Feu vert à la Société coopérative et participative d’amorçage

Le décret relatif à la création de la Société coopérative et participative d’amorçage est paru. Il lève l’un des obstacles à la reprise de l’entreprises sous forme de SCOP par les salariés, si ces derniers souhaitent détenir d’emblée la majorité du capital social.

 

Pour aider ces reprises et donner un nouvel outil à la disposition des salariés repreneurs, les articles 27 et 28 de la loi Economie sociale et solidaire (ESS) du 31 juillet 2014 créent la SCOP d’amorçage, dispositif qui permet aux salariés d’avoir le temps de renforcer d’année en année leur part au capital de leur société coopérative. Le nouveau régime permet aux salariés d’être minoritaires au capital tout en détenant la majorité des voix à la constitution de la SCOP. Le texte leur laisse toutefois sept ans pour devenir majoritaires. Les salariés pourront ainsi plus facilement boucler les tours de table pour reprendre leur entreprise sous ce statut grâce à l’aide d’associés non coopérateurs.

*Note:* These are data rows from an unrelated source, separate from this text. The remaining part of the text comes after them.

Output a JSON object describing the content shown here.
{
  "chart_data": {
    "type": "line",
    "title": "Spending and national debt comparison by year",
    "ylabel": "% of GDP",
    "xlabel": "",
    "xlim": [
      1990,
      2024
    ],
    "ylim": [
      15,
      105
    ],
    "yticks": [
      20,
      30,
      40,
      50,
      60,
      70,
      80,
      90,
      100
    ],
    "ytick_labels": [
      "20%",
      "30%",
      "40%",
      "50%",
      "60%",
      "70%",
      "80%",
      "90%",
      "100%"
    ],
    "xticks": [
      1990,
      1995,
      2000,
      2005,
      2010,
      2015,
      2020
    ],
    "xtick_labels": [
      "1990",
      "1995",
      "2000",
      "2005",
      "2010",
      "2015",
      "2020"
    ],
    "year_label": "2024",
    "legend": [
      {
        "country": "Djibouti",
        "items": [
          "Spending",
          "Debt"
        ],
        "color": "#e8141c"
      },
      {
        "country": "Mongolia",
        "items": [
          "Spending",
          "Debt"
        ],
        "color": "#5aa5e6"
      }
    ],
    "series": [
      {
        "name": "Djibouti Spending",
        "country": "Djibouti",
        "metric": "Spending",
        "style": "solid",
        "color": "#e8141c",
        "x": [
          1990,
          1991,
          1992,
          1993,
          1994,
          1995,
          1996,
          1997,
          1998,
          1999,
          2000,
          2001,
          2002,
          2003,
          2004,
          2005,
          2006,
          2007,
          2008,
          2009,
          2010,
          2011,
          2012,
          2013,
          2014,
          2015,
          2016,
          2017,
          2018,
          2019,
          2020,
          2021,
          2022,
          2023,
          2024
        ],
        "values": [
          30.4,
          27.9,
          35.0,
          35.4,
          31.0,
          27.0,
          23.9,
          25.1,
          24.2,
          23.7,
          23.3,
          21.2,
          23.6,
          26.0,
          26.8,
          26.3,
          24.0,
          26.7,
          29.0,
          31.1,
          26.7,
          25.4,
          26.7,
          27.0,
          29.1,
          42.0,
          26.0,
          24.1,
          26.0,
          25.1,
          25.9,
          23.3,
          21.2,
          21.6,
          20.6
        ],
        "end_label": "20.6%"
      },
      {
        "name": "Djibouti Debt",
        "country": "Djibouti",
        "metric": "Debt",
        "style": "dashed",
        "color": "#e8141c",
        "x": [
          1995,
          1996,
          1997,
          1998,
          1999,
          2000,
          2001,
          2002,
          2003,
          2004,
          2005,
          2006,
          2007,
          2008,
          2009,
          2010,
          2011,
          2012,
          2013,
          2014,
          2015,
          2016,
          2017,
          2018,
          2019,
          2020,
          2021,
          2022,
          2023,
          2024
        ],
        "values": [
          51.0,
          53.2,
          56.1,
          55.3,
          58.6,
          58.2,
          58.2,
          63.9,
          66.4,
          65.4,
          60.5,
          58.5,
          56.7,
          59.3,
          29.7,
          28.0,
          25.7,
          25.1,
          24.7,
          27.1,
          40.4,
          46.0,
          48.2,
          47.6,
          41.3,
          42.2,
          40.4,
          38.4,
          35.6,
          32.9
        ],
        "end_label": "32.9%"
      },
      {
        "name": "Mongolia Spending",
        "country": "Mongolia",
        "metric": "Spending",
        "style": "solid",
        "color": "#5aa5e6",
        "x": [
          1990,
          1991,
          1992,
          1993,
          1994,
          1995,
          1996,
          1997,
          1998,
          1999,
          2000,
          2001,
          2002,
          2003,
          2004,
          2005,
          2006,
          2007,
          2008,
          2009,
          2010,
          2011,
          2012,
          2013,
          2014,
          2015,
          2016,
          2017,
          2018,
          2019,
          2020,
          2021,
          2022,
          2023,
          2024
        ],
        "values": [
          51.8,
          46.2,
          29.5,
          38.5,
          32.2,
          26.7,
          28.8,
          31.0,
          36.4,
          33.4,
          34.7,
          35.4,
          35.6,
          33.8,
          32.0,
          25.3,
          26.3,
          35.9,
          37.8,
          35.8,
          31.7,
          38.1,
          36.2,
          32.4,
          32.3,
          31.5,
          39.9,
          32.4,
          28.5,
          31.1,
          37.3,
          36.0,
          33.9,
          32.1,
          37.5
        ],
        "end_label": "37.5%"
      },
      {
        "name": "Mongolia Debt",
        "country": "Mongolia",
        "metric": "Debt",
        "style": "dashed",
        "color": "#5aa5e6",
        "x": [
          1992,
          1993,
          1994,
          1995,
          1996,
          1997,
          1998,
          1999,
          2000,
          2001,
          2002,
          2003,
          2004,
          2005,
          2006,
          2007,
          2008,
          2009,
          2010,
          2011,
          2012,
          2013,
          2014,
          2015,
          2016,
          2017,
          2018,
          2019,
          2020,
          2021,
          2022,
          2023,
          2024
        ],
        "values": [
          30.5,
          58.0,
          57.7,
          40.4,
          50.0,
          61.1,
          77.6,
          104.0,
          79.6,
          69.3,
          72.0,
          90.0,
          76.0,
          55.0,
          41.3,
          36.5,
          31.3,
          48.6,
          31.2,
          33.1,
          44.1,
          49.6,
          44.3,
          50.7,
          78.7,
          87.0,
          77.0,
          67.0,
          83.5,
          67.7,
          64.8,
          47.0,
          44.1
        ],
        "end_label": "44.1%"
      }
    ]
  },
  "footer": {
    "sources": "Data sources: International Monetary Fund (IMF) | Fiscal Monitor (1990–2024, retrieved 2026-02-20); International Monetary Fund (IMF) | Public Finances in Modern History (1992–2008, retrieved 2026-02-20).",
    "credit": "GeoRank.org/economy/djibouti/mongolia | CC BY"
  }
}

En application de ce dispositif, les associés non coopérateurs doivent s’engager à céder ou à obtenir le remboursement d’un nombre de titres permettant aux associés coopérateurs d’atteindre le seuil de détention de 50 % du capital au bout de la durée de 7 ans. Le décret précise que cet engagement figure dans les statuts de la société nouvellement créée. Cet engagement conditionne l’obtention du statut fiscal dérogatoire, les statuts devant être communiqués à l’administration fiscale.

Avec ce décret, entre également en application l’article 28 de la loi qui permet pendant cette période de sept ans d’utiliser les réserves de la structure pour acquérir ou rembourser les parts sociales proposées à la vente par un associé non salarié.

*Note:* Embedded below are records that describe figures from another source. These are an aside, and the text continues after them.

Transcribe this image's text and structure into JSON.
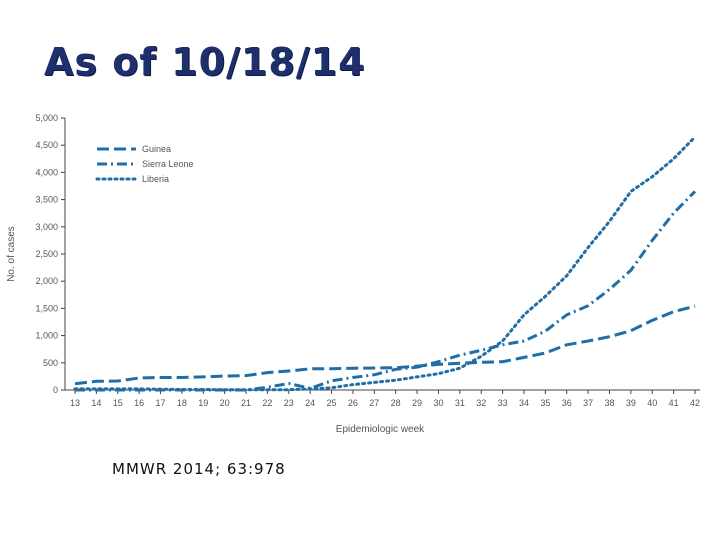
{
  "slide": {
    "title": "As of 10/18/14",
    "citation": "MMWR 2014; 63:978"
  },
  "chart_data": {
    "type": "line",
    "xlabel": "Epidemiologic week",
    "ylabel": "No. of cases",
    "x": [
      13,
      14,
      15,
      16,
      17,
      18,
      19,
      20,
      21,
      22,
      23,
      24,
      25,
      26,
      27,
      28,
      29,
      30,
      31,
      32,
      33,
      34,
      35,
      36,
      37,
      38,
      39,
      40,
      41,
      42
    ],
    "ylim": [
      0,
      5000
    ],
    "yticks": [
      0,
      500,
      1000,
      1500,
      2000,
      2500,
      3000,
      3500,
      4000,
      4500,
      5000
    ],
    "ytick_labels": [
      "0",
      "500",
      "1,000",
      "1,500",
      "2,000",
      "2,500",
      "3,000",
      "3,500",
      "4,000",
      "4,500",
      "5,000"
    ],
    "grid": false,
    "legend_position": "top-left",
    "series_color": "#1f6ea8",
    "series": [
      {
        "name": "Guinea",
        "style": "dashed",
        "values": [
          115,
          160,
          165,
          220,
          230,
          230,
          240,
          255,
          265,
          320,
          350,
          390,
          390,
          400,
          405,
          410,
          440,
          470,
          490,
          510,
          520,
          600,
          680,
          830,
          900,
          980,
          1090,
          1280,
          1440,
          1540
        ]
      },
      {
        "name": "Sierra Leone",
        "style": "dashdot",
        "values": [
          0,
          0,
          0,
          0,
          0,
          0,
          0,
          0,
          0,
          50,
          120,
          30,
          170,
          230,
          280,
          380,
          420,
          520,
          640,
          730,
          830,
          900,
          1080,
          1380,
          1550,
          1850,
          2200,
          2750,
          3250,
          3650
        ]
      },
      {
        "name": "Liberia",
        "style": "dotted",
        "values": [
          20,
          20,
          20,
          20,
          15,
          10,
          10,
          5,
          5,
          5,
          5,
          20,
          40,
          100,
          140,
          180,
          240,
          300,
          400,
          620,
          900,
          1380,
          1720,
          2100,
          2620,
          3100,
          3650,
          3920,
          4250,
          4650
        ]
      }
    ]
  }
}
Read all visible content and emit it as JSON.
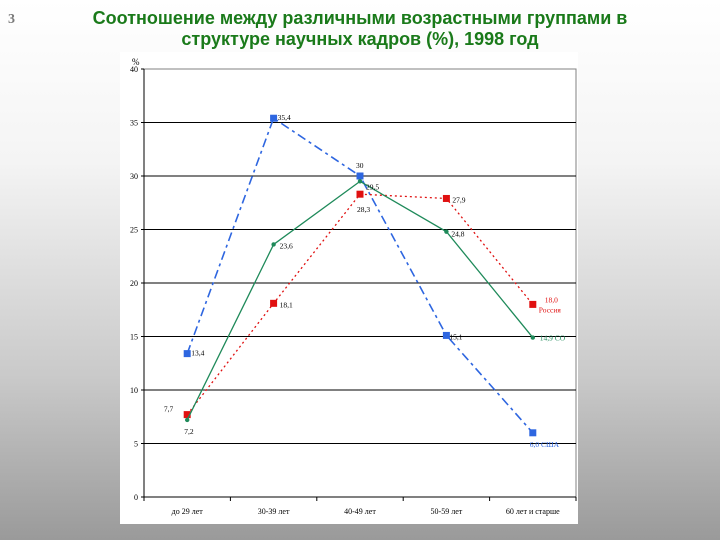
{
  "slide_number": "3",
  "title_line1": "Соотношение между различными возрастными группами в",
  "title_line2": "структуре научных кадров (%), 1998 год",
  "chart_data": {
    "type": "line",
    "ylabel": "%",
    "ylim": [
      0,
      40
    ],
    "yticks": [
      0,
      5,
      10,
      15,
      20,
      25,
      30,
      35,
      40
    ],
    "grid": true,
    "categories": [
      "до 29 лет",
      "30-39 лет",
      "40-49 лет",
      "50-59 лет",
      "60 лет и старше"
    ],
    "series": [
      {
        "color": "#2e66e0",
        "dash": "9,4,3,4",
        "marker": "square",
        "values": [
          13.4,
          35.4,
          30,
          15.1,
          6.0
        ],
        "labels": [
          "13,4",
          "35,4",
          "30",
          "15,1",
          "6,0 США"
        ],
        "label_color": "#000000",
        "end_label_color": "#2e66e0"
      },
      {
        "color": "#e01010",
        "dash": "2,3",
        "marker": "square",
        "values": [
          7.7,
          18.1,
          28.3,
          27.9,
          18.0
        ],
        "labels": [
          "7,7",
          "18,1",
          "28,3",
          "27,9",
          "18,0"
        ],
        "end_label_line2": "Россия",
        "label_color": "#000000",
        "end_label_color": "#e01010"
      },
      {
        "color": "#1f8a5a",
        "dash": "",
        "marker": "dot",
        "values": [
          7.2,
          23.6,
          29.5,
          24.8,
          14.9
        ],
        "labels": [
          "7,2",
          "23,6",
          "29,5",
          "24,8",
          "14,9 СО"
        ],
        "label_color": "#000000",
        "end_label_color": "#1f8a5a"
      }
    ]
  }
}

Une étude d’impact, effectuée lors du vote de la loi, sur une période de dix ans, permet d’estimer que le nombre de transmission d’entreprises saines  de plus de 10 salariés pourrait atteindre 300 à 400 opérations, soit 6 % à 8 % des entreprises à reprendre dans le cadre de successions. En termes d’emplois, c’est près de 4 000 à 15 000 emplois qui seraient alors consolidés ou sauvés par les transmissions sur cette période.

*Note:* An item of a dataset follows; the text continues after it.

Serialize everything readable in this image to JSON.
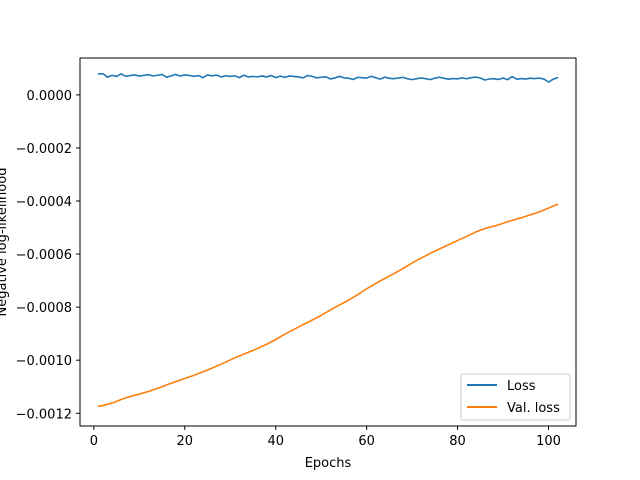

La reprise d’entreprises en SCOP est un atout pour l’économie française, car les sociétés coopératives sont particulièrement résistantes aux aléas économiques : 71 % des entreprises concernées sont pérennes à trois ans, contre 66 % pour l’ensemble des entreprises traditionnelles. En 2014, la reprise des entreprises en difficulté par leurs salariés a connu de nombreux exemples, dont les plus emblématiques sont Fralib, à Géménos (Bouches-du-Rhône), qui est devenu après de longues négociations la SCOP TI, et l’usine Pilpa, à Carcassonne (Aude), devenue La Fabrique du Sud.

Pour Carole Delga, Carole DELGA, secrétaire d’Etat chargée du Commerce, de l’Artisanat, de la Consommation et de l’économie sociale et solidaire , « Dans la bataille pour l’emploi, aucune voie ne doit être négligée pour la création d’activité : les salariés peuvent être aussi une solution dans la reprise de leur entreprise ».  Il s’agit d’encourager « un recours plus facile à la forme coopérative, ce qui va contribuer à la fois à dynamiser la reprise des entreprises par les salariés et à développer le nombre d’entreprises relevant de l’économie sociale et solidaire. »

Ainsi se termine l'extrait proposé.